En Zélande, redonner de l’espace à la mer
Dans la province de Zélande aussi, la nature tente de reprendre ses droits grâce à l’intervention de l’homme. À la frontière belge, la digue qui protégeait l’ancien polder Hedwige [terme néerlandais désignant une zone de terre artificielle gagnée sur la mer, ndlr] a été détruite en octobre 2022 pour redonner de la place à l’eau et réduire le risque d’inondations. Mais pas seulement : la création de cette zone humide doit permettre de compenser la perte de biodiversité causée par l’approfondissement du chenal menant au port d’Anvers, jouxtant le polder.
« Aujourd’hui les plus gros porte-conteneurs peuvent se rendre dans le port. Cela a un gros impact sur la nature. Réhumidifier le polder Hedwige est un petit geste que nous pouvons faire pour la nature », explique Bas de Maat. Chaussures de sécurité aux pieds, il assure depuis 2017 l’entretien des réserves naturelles placées sous la surveillance de la Fondation pour la protection des paysages de Zélande.
À l’instar des îles de Marker Wadden, le retour de milliers d’oiseaux a été constaté. Les marécages formés par l’inondation du polder constituent une importante réserve de nourriture. Mais impossible de ne pas remarquer le paradoxe de la compensation écologique : à quelques centaines de mètres des ruisseaux récemment formés où viennent se nourrir des aigles de mer, des canards et des courlis, une file de dix porte-conteneurs pénètrent dans le port d’Anvers. « Je suis tombé amoureux de cet endroit, j’adore à quel point c’est silencieux et naturel. Mais quand je tourne la tête et que je regarde le port, c’est horrible », déplore Bas.

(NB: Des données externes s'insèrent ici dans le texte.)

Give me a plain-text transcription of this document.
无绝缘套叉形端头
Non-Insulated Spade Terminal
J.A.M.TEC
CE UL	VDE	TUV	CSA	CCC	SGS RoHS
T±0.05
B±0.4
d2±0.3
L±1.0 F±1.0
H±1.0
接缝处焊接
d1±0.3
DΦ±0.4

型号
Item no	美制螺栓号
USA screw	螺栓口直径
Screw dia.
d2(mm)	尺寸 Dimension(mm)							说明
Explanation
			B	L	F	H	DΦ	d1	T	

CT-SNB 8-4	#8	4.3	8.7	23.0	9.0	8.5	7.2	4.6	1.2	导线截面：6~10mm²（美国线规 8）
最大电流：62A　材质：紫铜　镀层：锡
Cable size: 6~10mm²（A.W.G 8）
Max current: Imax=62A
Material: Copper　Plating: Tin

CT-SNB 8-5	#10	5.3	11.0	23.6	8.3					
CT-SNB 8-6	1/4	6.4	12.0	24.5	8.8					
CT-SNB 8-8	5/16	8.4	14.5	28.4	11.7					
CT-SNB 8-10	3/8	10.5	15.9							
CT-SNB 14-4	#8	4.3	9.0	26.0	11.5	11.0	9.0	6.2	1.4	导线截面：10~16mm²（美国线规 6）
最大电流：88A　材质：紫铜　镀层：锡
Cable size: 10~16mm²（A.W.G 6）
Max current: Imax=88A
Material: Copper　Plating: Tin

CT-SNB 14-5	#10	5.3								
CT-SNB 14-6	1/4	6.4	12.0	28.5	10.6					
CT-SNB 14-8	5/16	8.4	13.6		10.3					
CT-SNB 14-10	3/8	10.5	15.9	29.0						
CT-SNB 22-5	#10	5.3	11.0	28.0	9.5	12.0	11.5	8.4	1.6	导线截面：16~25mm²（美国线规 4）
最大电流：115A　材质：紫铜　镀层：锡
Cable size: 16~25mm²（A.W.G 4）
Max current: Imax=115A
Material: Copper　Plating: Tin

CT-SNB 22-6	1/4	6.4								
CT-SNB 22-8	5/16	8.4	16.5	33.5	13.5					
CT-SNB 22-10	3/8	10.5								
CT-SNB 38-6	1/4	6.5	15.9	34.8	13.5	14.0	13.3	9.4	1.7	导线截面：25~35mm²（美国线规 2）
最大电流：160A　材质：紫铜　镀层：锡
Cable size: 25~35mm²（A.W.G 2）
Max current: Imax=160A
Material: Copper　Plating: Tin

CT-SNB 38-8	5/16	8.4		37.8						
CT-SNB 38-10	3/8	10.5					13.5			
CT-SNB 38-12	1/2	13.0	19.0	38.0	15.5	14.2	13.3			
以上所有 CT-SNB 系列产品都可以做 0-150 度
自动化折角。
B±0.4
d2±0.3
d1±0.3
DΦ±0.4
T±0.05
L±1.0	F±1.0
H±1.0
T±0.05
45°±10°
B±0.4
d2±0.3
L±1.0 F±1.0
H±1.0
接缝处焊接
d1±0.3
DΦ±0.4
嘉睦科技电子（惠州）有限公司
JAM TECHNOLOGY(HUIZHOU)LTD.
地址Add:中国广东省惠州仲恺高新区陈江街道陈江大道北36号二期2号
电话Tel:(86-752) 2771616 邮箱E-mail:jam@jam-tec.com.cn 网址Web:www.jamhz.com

« Ils voient l’eau comme un problème et se battent contre elle »
Contrairement à Marker Wadden, ici l’intervention de l’homme se limite à de la surveillance quotidienne. Seule la marée qui inonde tous les jours l’ancien polder et le recouvre d’une fine couche de sable est la bienvenue. « Quand la profondeur sera moindre, des plantes pourront pousser et le polder Hedwige deviendra une aire de reproduction pour la faune », espère Bas.
S’il est convaincu de la nécessité de développer la biodiversité en Zélande, certains habitants de la commune d’Hulst à proximité du polder ont manifesté contre la destruction de l’ancienne digue érigée en 1907. Cette ville avait été particulièrement touchée par les grandes inondations de 1953, qui ont causé la mort de 2 500 personnes. « Les habitants ont perdu de la famille, des amis. Alors ils voient l’eau comme un problème, et se battent contre elle », regrette Bas.
Face à cette crainte, la pédagogie est essentielle. Bas explique aux 15 000 Néerlandais qui viennent se ressourcer dans cette réserve naturelle tous les ans, que si réhumidifier le polder Hedwige a des vertus environnementales, l’intérêt est aussi sécuritaire. Cette zone marécageuse a une importante capacité d’absorption de l’eau en cas de raz-de-marées. « Certains visiteurs viennent avec des a priori sur les bénéfices de la destruction de la digue, mais quand je leur explique ce mécanisme, ils comprennent », assure avec espoir le passionné d’écologie.
Bas et Obbe ne se connaissent pas. Pourtant, ils sont tous les deux persuadés d’une chose : l’être humain peut participer à la renaissance de la nature dans des espaces vidés de leur biodiversité. À leurs yeux, cela tient d’ailleurs plus du devoir. « Nous [l’humanité] avons tellement endommagé la nature. Nous devons maintenant nous retirer plus ou moins et lui donner la possibilité de se développer. On ne peut pas créer de la biodiversité, on peut seulement mettre en œuvre les conditions dans lesquelles elle se développera ».